Cross-provider fallback
Because provider resolution is based on model name prefixes, fallback works seamlessly across providers. You can mix OpenAI and Anthropic models in the same fallback chain:
{
"model": "gpt-4o",
"fallbackModels": ["claude-sonnet-4-20250514", "gpt-4o-mini"]
}The only requirement is that the corresponding API key is set in the environment. If ANTHROPIC_API_KEY is not configured and a Claude model is in the fallback list, Stevora skips it (logs a warning) and moves to the next model.

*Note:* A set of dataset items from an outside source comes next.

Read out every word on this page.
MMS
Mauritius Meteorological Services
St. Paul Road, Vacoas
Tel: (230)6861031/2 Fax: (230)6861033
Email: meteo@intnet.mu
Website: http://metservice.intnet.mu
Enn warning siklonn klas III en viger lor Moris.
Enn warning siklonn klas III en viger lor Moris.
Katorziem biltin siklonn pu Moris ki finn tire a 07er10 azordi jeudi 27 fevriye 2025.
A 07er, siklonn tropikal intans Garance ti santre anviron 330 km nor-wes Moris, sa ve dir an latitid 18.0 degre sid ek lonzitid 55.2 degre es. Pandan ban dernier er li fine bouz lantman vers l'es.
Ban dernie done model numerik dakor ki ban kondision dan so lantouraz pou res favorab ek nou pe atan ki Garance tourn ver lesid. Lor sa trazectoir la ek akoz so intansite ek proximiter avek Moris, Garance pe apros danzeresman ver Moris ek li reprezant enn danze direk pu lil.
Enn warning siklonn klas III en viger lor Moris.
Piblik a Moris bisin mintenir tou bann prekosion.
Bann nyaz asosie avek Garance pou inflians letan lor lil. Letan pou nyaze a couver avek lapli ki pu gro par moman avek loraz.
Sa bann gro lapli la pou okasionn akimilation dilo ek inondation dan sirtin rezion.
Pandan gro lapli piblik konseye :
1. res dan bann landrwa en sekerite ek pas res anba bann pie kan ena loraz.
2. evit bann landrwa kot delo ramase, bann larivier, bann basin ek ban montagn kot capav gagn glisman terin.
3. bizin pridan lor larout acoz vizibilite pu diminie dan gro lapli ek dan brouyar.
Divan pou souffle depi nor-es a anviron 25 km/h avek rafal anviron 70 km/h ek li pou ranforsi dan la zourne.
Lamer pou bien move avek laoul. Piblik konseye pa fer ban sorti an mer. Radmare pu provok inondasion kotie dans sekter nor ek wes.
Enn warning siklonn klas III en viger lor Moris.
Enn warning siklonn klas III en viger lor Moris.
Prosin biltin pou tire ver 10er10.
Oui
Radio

Fallback with retry policies
Fallback and step-level retry are independent mechanisms. The retry configuration on a step controls retries of the entire step (including all fallback attempts), while fallbackModels controls which models are tried within a single step attempt:
{
"model": "gpt-4o",
"fallbackModels": ["claude-sonnet-4-20250514"],
"retry": {
"maxAttempts": 3,
"backoffMs": 1000,
"backoffMultiplier": 2
}
}In this configuration, each retry attempt tries gpt-4o first and then claude-sonnet-4-20250514. If both fail, the step waits for the backoff period and retries the full sequence again, up to 3 times. This gives you up to 6 total LLM calls (2 models times 3 retry attempts) before the step permanently fails.